There’s a cutie in my lecture that I always sit behind. I really want to talk to them, but I’m scared they won’t like me. You played a suave sophomore in Kung Fu Dreaming: The College Years. How do I get them to notice me?
People like to be surprised. They also like to know that you care about them. I don’t like to brag, but I’ve been on like five dates, so I know. Follow these steps exactly:
- Buy gorilla costumes for you and five of your friends.
- When the object of your affection is in class, burst in with your buddies (wearing the gorilla costumes, of course), grab that dreamboat and drag them out of class. Shout things like, “If I see any police, I’ll kill this little shit!” This has to be authentic.
- Put a bag on that honey’s head and throw them into the trunk of a car, saying nothing. Drive for at least 25 minutes, making quick turns and going at various speeds to confuse the hot dish in your trunk.
- When you get to a wide open space, drag the fox in your trunk out and force them to walk with you for at least a kilometre. Ignore their pleas for mercy.
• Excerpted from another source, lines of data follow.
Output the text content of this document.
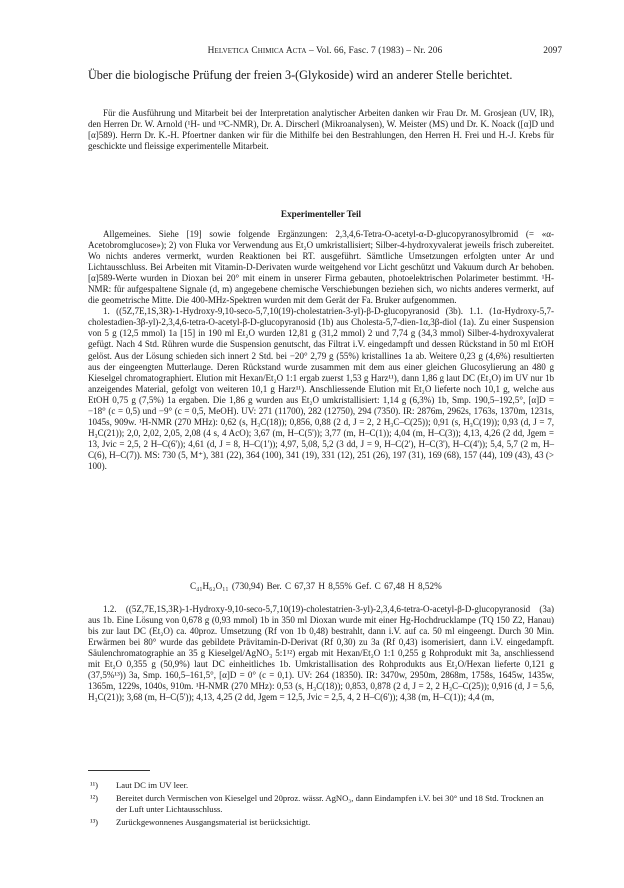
Helvetica Chimica Acta – Vol. 66, Fasc. 7 (1983) – Nr. 206	2097
Über die biologische Prüfung der freien 3-(Glykoside) wird an anderer Stelle berichtet.

Für die Ausführung und Mitarbeit bei der Interpretation analytischer Arbeiten danken wir Frau Dr. M. Grosjean (UV, IR), den Herren Dr. W. Arnold (¹H- und ¹³C-NMR), Dr. A. Dirscherl (Mikroanalysen), W. Meister (MS) und Dr. K. Noack ([α]D und [α]589). Herrn Dr. K.-H. Pfoertner danken wir für die Mithilfe bei den Bestrahlungen, den Herren H. Frei und H.-J. Krebs für geschickte und fleissige experimentelle Mitarbeit.

Experimenteller Teil

Allgemeines. Siehe [19] sowie folgende Ergänzungen: 2,3,4,6-Tetra-O-acetyl-α-D-glucopyranosylbromid (= «α-Acetobromglucose»); 2) von Fluka vor Verwendung aus Et₂O umkristallisiert; Silber-4-hydroxyvalerat jeweils frisch zubereitet. Wo nichts anderes vermerkt, wurden Reaktionen bei RT. ausgeführt. Sämtliche Umsetzungen erfolgten unter Ar und Lichtausschluss. Bei Arbeiten mit Vitamin-D-Derivaten wurde weitgehend vor Licht geschützt und Vakuum durch Ar behoben. [α]589-Werte wurden in Dioxan bei 20° mit einem in unserer Firma gebauten, photoelektrischen Polarimeter bestimmt. ¹H-NMR: für aufgespaltene Signale (d, m) angegebene chemische Verschiebungen beziehen sich, wo nichts anderes vermerkt, auf die geometrische Mitte. Die 400-MHz-Spektren wurden mit dem Gerät der Fa. Bruker aufgenommen.

1. ((5Z,7E,1S,3R)-1-Hydroxy-9,10-seco-5,7,10(19)-cholestatrien-3-yl)-β-D-glucopyranosid (3b). 1.1. (1α-Hydroxy-5,7-cholestadien-3β-yl)-2,3,4,6-tetra-O-acetyl-β-D-glucopyranosid (1b) aus Cholesta-5,7-dien-1α,3β-diol (1a). Zu einer Suspension von 5 g (12,5 mmol) 1a [15] in 190 ml Et₂O wurden 12,81 g (31,2 mmol) 2 und 7,74 g (34,3 mmol) Silber-4-hydroxyvalerat gefügt. Nach 4 Std. Rühren wurde die Suspension genutscht, das Filtrat i.V. eingedampft und dessen Rückstand in 50 ml EtOH gelöst. Aus der Lösung schieden sich innert 2 Std. bei −20° 2,79 g (55%) kristallines 1a ab. Weitere 0,23 g (4,6%) resultierten aus der eingeengten Mutterlauge. Deren Rückstand wurde zusammen mit dem aus einer gleichen Glucosylierung an 480 g Kieselgel chromatographiert. Elution mit Hexan/Et₂O 1:1 ergab zuerst 1,53 g Harz¹¹), dann 1,86 g laut DC (Et₂O) im UV nur 1b anzeigendes Material, gefolgt von weiteren 10,1 g Harz¹¹). Anschliessende Elution mit Et₂O lieferte noch 10,1 g, welche aus EtOH 0,75 g (7,5%) 1a ergaben. Die 1,86 g wurden aus Et₂O umkristallisiert: 1,14 g (6,3%) 1b, Smp. 190,5–192,5°, [α]D = −18° (c = 0,5) und −9° (c = 0,5, MeOH). UV: 271 (11700), 282 (12750), 294 (7350). IR: 2876m, 2962s, 1763s, 1370m, 1231s, 1045s, 909w. ¹H-NMR (270 MHz): 0,62 (s, H₃C(18)); 0,856, 0,88 (2 d, J = 2, 2 H₃C–C(25)); 0,91 (s, H₃C(19)); 0,93 (d, J = 7, H₃C(21)); 2,0, 2,02, 2,05, 2,08 (4 s, 4 AcO); 3,67 (m, H–C(5')); 3,77 (m, H–C(1)); 4,04 (m, H–C(3)); 4,13, 4,26 (2 dd, Jgem = 13, Jvic = 2,5, 2 H–C(6')); 4,61 (d, J = 8, H–C(1')); 4,97, 5,08, 5,2 (3 dd, J = 9, H–C(2'), H–C(3'), H–C(4')); 5,4, 5,7 (2 m, H–C(6), H–C(7)). MS: 730 (5, M⁺), 381 (22), 364 (100), 341 (19), 331 (12), 251 (26), 197 (31), 169 (68), 157 (44), 109 (43), 43 (> 100).

C₄₁H₆₂O₁₁ (730,94) Ber. C 67,37 H 8,55% Gef. C 67,48 H 8,52%

1.2. ((5Z,7E,1S,3R)-1-Hydroxy-9,10-seco-5,7,10(19)-cholestatrien-3-yl)-2,3,4,6-tetra-O-acetyl-β-D-glucopyranosid (3a) aus 1b. Eine Lösung von 0,678 g (0,93 mmol) 1b in 350 ml Dioxan wurde mit einer Hg-Hochdrucklampe (TQ 150 Z2, Hanau) bis zur laut DC (Et₂O) ca. 40proz. Umsetzung (Rf von 1b 0,48) bestrahlt, dann i.V. auf ca. 50 ml eingeengt. Durch 30 Min. Erwärmen bei 80° wurde das gebildete Prävitamin-D-Derivat (Rf 0,30) zu 3a (Rf 0,43) isomerisiert, dann i.V. eingedampft. Säulenchromatographie an 35 g Kieselgel/AgNO₃ 5:1¹²) ergab mit Hexan/Et₂O 1:1 0,255 g Rohprodukt mit 3a, anschliessend mit Et₂O 0,355 g (50,9%) laut DC einheitliches 1b. Umkristallisation des Rohprodukts aus Et₂O/Hexan lieferte 0,121 g (37,5%¹³)) 3a, Smp. 160,5–161,5°, [α]D = 0° (c = 0,1). UV: 264 (18350). IR: 3470w, 2950m, 2868m, 1758s, 1645w, 1435w, 1365m, 1229s, 1040s, 910m. ¹H-NMR (270 MHz): 0,53 (s, H₃C(18)); 0,853, 0,878 (2 d, J = 2, 2 H₃C–C(25)); 0,916 (d, J = 5,6, H₃C(21)); 3,68 (m, H–C(5')); 4,13, 4,25 (2 dd, Jgem = 12,5, Jvic = 2,5, 4, 2 H–C(6')); 4,38 (m, H–C(1)); 4,4 (m,

¹¹) Laut DC im UV leer.
¹²) Bereitet durch Vermischen von Kieselgel und 20proz. wässr. AgNO₃, dann Eindampfen i.V. bei 30° und 18 Std. Trocknen an der Luft unter Lichtausschluss.
¹³) Zurückgewonnenes Ausgangsmaterial ist berücksichtigt.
- Once you’re satisfied that boo is scared shitless, take the bag of their head and point a gun at their face. Ask them if they’re feeling lucky.
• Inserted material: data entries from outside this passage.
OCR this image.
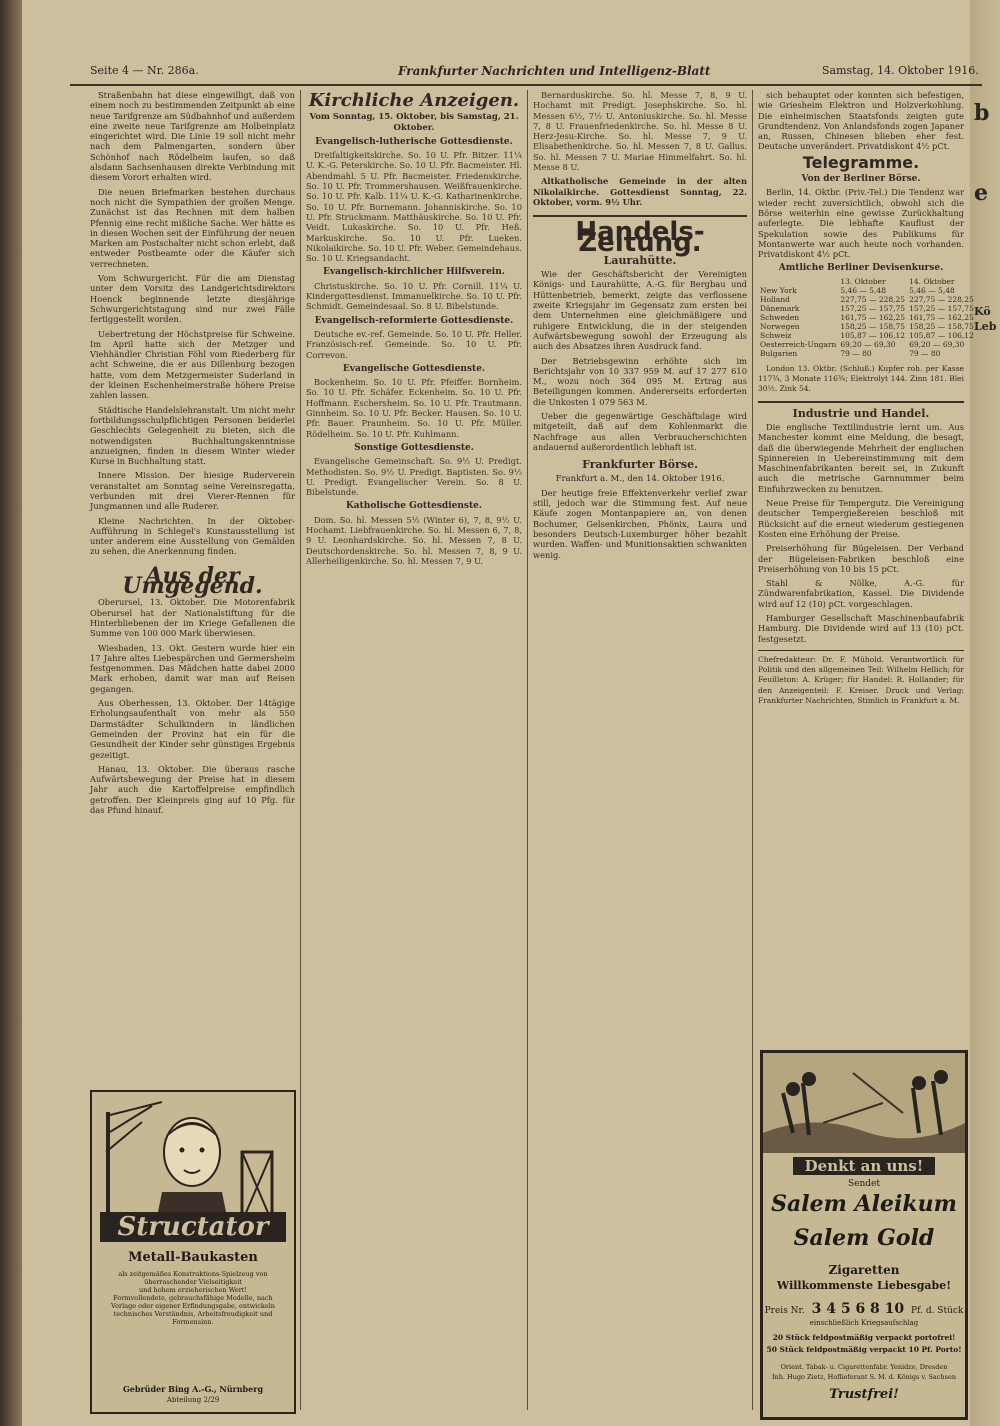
b
e
Kö
Leb
Seite 4 — Nr. 286a.	Frankfurter Nachrichten und Intelligenz-Blatt	Samstag, 14. Oktober 1916.

Straßenbahn hat diese eingewilligt, daß von einem noch zu bestimmenden Zeitpunkt ab eine neue Tarifgrenze am Südbahnhof und außerdem eine zweite neue Tarifgrenze am Holbeinplatz eingerichtet wird. Die Linie 19 soll nicht mehr nach dem Palmengarten, sondern über Schönhof nach Rödelheim laufen, so daß alsdann Sachsenhausen direkte Verbindung mit diesem Vorort erhalten wird.

Die neuen Briefmarken bestehen durchaus noch nicht die Sympathien der großen Menge. Zunächst ist das Rechnen mit dem halben Pfennig eine recht mißliche Sache. Wer hätte es in diesen Wochen seit der Einführung der neuen Marken am Postschalter nicht schon erlebt, daß entweder Postbeamte oder die Käufer sich verrechneten.

Vom Schwurgericht. Für die am Dienstag unter dem Vorsitz des Landgerichtsdirektors Hoenck beginnende letzte diesjährige Schwurgerichtstagung sind nur zwei Fälle fertiggestellt worden.

Uebertretung der Höchstpreise für Schweine. Im April hatte sich der Metzger und Viehhändler Christian Föhl vom Riederberg für acht Schweine, die er aus Dillenburg bezogen hatte, vom dem Metzgermeister Suderland in der kleinen Eschenheimerstraße höhere Preise zahlen lassen.

Städtische Handelslehranstalt. Um nicht mehr fortbildungsschulpflichtigen Personen beiderlei Geschlechts Gelegenheit zu bieten, sich die notwendigsten Buchhaltungskenntnisse anzueignen, finden in diesem Winter wieder Kurse in Buchhaltung statt.

Innere Mission. Der hiesige Ruderverein veranstaltet am Sonntag seine Vereinsregatta, verbunden mit drei Vierer-Rennen für Jungmannen und alle Ruderer.

Kleine Nachrichten. In der Oktober-Aufführung in Schlegel's Kunstausstellung ist unter anderem eine Ausstellung von Gemälden zu sehen, die Anerkennung finden.

Aus der Umgegend.

Oberursel, 13. Oktober. Die Motorenfabrik Oberursel hat der Nationalstiftung für die Hinterbliebenen der im Kriege Gefallenen die Summe von 100 000 Mark überwiesen.

Wiesbaden, 13. Okt. Gestern wurde hier ein 17 Jahre altes Liebespärchen und Germersheim festgenommen. Das Mädchen hatte dabei 2000 Mark erhoben, damit war man auf Reisen gegangen.

Aus Oberhessen, 13. Oktober. Der 14tägige Erholungsaufenthalt von mehr als 550 Darmstädter Schulkindern in ländlichen Gemeinden der Provinz hat ein für die Gesundheit der Kinder sehr günstiges Ergebnis gezeitigt.

Hanau, 13. Oktober. Die überaus rasche Aufwärtsbewegung der Preise hat in diesem Jahr auch die Kartoffelpreise empfindlich getroffen. Der Kleinpreis ging auf 10 Pfg. für das Pfund hinauf.

Structator
Metall-Baukasten
als zeitgemäßes Konstruktions-Spielzeug von überraschender Vielseitigkeit
und hohem erzieherischen Wert!
Formvollendete, gebrauchsfähige Modelle, nach Vorlage oder eigener Erfindungsgabe, entwickeln technisches Verständnis, Arbeitsfreudigkeit und Formensinn.
Gebrüder Bing A.-G., Nürnberg
Abteilung 2/29
Kirchliche Anzeigen.
Vom Sonntag, 15. Oktober, bis Samstag, 21. Oktober.
Evangelisch-lutherische Gottesdienste.

Dreifaltigkeitskirche. So. 10 U. Pfr. Bitzer. 11¼ U. K.-G. Peterskirche. So. 10 U. Pfr. Bacmeister. Hl. Abendmahl. 5 U. Pfr. Bacmeister. Friedenskirche. So. 10 U. Pfr. Trommershausen. Weißfrauenkirche. So. 10 U. Pfr. Kalb. 11¼ U. K.-G. Katharinenkirche. So. 10 U. Pfr. Bornemann. Johanniskirche. So. 10 U. Pfr. Struckmann. Matthäuskirche. So. 10 U. Pfr. Veidt. Lukaskirche. So. 10 U. Pfr. Heß. Markuskirche. So. 10 U. Pfr. Lueken. Nikolaikirche. So. 10 U. Pfr. Weber. Gemeindehaus. So. 10 U. Kriegsandacht.

Evangelisch-kirchlicher Hilfsverein.

Christuskirche. So. 10 U. Pfr. Cornill. 11¼ U. Kindergottesdienst. Immanuelkirche. So. 10 U. Pfr. Schmidt. Gemeindesaal. So. 8 U. Bibelstunde.

Evangelisch-reformierte Gottesdienste.

Deutsche ev.-ref. Gemeinde. So. 10 U. Pfr. Heller. Französisch-ref. Gemeinde. So. 10 U. Pfr. Correvon.

Evangelische Gottesdienste.

Bockenheim. So. 10 U. Pfr. Pfeiffer. Bornheim. So. 10 U. Pfr. Schäfer. Eckenheim. So. 10 U. Pfr. Hoffmann. Eschersheim. So. 10 U. Pfr. Trautmann. Ginnheim. So. 10 U. Pfr. Becker. Hausen. So. 10 U. Pfr. Bauer. Praunheim. So. 10 U. Pfr. Müller. Rödelheim. So. 10 U. Pfr. Kuhlmann.

Sonstige Gottesdienste.

Evangelische Gemeinschaft. So. 9½ U. Predigt. Methodisten. So. 9½ U. Predigt. Baptisten. So. 9½ U. Predigt. Evangelischer Verein. So. 8 U. Bibelstunde.

Katholische Gottesdienste.

Dom. So. hl. Messen 5½ (Winter 6), 7, 8, 9½ U. Hochamt. Liebfrauenkirche. So. hl. Messen 6, 7, 8, 9 U. Leonhardskirche. So. hl. Messen 7, 8 U. Deutschordenskirche. So. hl. Messen 7, 8, 9 U. Allerheiligenkirche. So. hl. Messen 7, 9 U.

Bernarduskirche. So. hl. Messe 7, 8, 9 U. Hochamt mit Predigt. Josephskirche. So. hl. Messen 6½, 7½ U. Antoniuskirche. So. hl. Messe 7, 8 U. Frauenfriedenkirche. So. hl. Messe 8 U. Herz-Jesu-Kirche. So. hl. Messe 7, 9 U. Elisabethenkirche. So. hl. Messen 7, 8 U. Gallus. So. hl. Messen 7 U. Mariae Himmelfahrt. So. hl. Messe 8 U.

Altkatholische Gemeinde in der alten Nikolaikirche. Gottesdienst Sonntag, 22. Oktober, vorm. 9½ Uhr.

Handels-Zeitung.
Laurahütte.

Wie der Geschäftsbericht der Vereinigten Königs- und Laurahütte, A.-G. für Bergbau und Hüttenbetrieb, bemerkt, zeigte das verflossene zweite Kriegsjahr im Gegensatz zum ersten bei dem Unternehmen eine gleichmäßigere und ruhigere Entwicklung, die in der steigenden Aufwärtsbewegung sowohl der Erzeugung als auch des Absatzes ihren Ausdruck fand.

Der Betriebsgewinn erhöhte sich im Berichtsjahr von 10 337 959 M. auf 17 277 610 M., wozu noch 364 095 M. Ertrag aus Beteiligungen kommen. Andererseits erforderten die Unkosten 1 079 563 M.

Ueber die gegenwärtige Geschäftslage wird mitgeteilt, daß auf dem Kohlenmarkt die Nachfrage aus allen Verbraucherschichten andauernd außerordentlich lebhaft ist.

Frankfurter Börse.
Frankfurt a. M., den 14. Oktober 1916.

Der heutige freie Effektenverkehr verlief zwar still, jedoch war die Stimmung fest. Auf neue Käufe zogen Montanpapiere an, von denen Bochumer, Gelsenkirchen, Phönix, Laura und besonders Deutsch-Luxemburger höher bezahlt wurden. Waffen- und Munitionsaktien schwankten wenig.

sich behauptet oder konnten sich befestigen, wie Griesheim Elektron und Holzverkohlung. Die einheimischen Staatsfonds zeigten gute Grundtendenz. Von Anlandsfonds zogen Japaner an, Russen, Chinesen blieben eher fest. Deutsche unverändert. Privatdiskont 4½ pCt.

Telegramme.
Von der Berliner Börse.

Berlin, 14. Oktbr. (Priv.-Tel.) Die Tendenz war wieder recht zuversichtlich, obwohl sich die Börse weiterhin eine gewisse Zurückhaltung auferlegte. Die lebhafte Kauflust der Spekulation sowie des Publikums für Montanwerte war auch heute noch vorhanden. Privatdiskont 4½ pCt.

Amtliche Berliner Devisenkurse.
	13. Oktober	14. Oktober
New York	5,46 — 5,48	5,46 — 5,48
Holland	227,75 — 228,25	227,75 — 228,25
Dänemark	157,25 — 157,75	157,25 — 157,75
Schweden	161,75 — 162,25	161,75 — 162,25
Norwegen	158,25 — 158,75	158,25 — 158,75
Schweiz	105,87 — 106,12	105,87 — 106,12
Oesterreich-Ungarn	69,20 — 69,30	69,20 — 69,30
Bulgarien	79 — 80	79 — 80

London 13. Oktbr. (Schluß.) Kupfer roh. per Kasse 117¾, 3 Monate 116¾; Elektrolyt 144. Zinn 181. Blei 30½. Zink 54.

Industrie und Handel.

Die englische Textilindustrie lernt um. Aus Manchester kommt eine Meldung, die besagt, daß die überwiegende Mehrheit der englischen Spinnereien in Uebereinstimmung mit dem Maschinenfabrikanten bereit sei, in Zukunft auch die metrische Garnnummer beim Einfuhrzwecken zu benutzen.

Neue Preise für Tempergutz. Die Vereinigung deutscher Tempergießereien beschloß mit Rücksicht auf die erneut wiederum gestiegenen Kosten eine Erhöhung der Preise.

Preiserhöhung für Bügeleisen. Der Verband der Bügeleisen-Fabriken beschloß eine Preiserhöhung von 10 bis 15 pCt.

Stahl & Nölke, A.-G. für Zündwarenfabrikation, Kassel. Die Dividende wird auf 12 (10) pCt. vorgeschlagen.

Hamburger Gesellschaft Maschinenbaufabrik Hamburg. Die Dividende wird auf 13 (10) pCt. festgesetzt.

Chefredakteur: Dr. F. Mühold. Verantwortlich für Politik und den allgemeinen Teil: Wilhelm Hellich; für Feuilleton: A. Krüger; für Handel: R. Hollander; für den Anzeigenteil: F. Kreiser. Druck und Verlag: Frankfurter Nachrichten, Stimlich in Frankfurt a. M.

Denkt an uns!
Sendet
Salem Aleikum
Salem Gold
Zigaretten
Willkommenste Liebesgabe!
Preis Nr. 3 4 5 6 8 10 Pf. d. Stück
einschließlich Kriegsaufschlag
20 Stück feldpostmäßig verpackt portofrei!
50 Stück feldpostmäßig verpackt 10 Pf. Porto!
Orient. Tabak- u. Cigarettenfabr. Yenidze, Dresden
Inh. Hugo Zietz, Hoflieferant S. M. d. Königs v. Sachsen
Trustfrei!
- As soon as the moment is right, reach behind your back and in one fluid motion, pull of your gorilla mask and reveal the bouquet of flowers you’ve been holding. Ask your bae if they want to go get froyo with you. Hot people like froyo.
Your stunner will be thrilled that they’re alive and that you went to all this effort to ask them out. They’ll say yes for sure and likely fall in love with you immediately.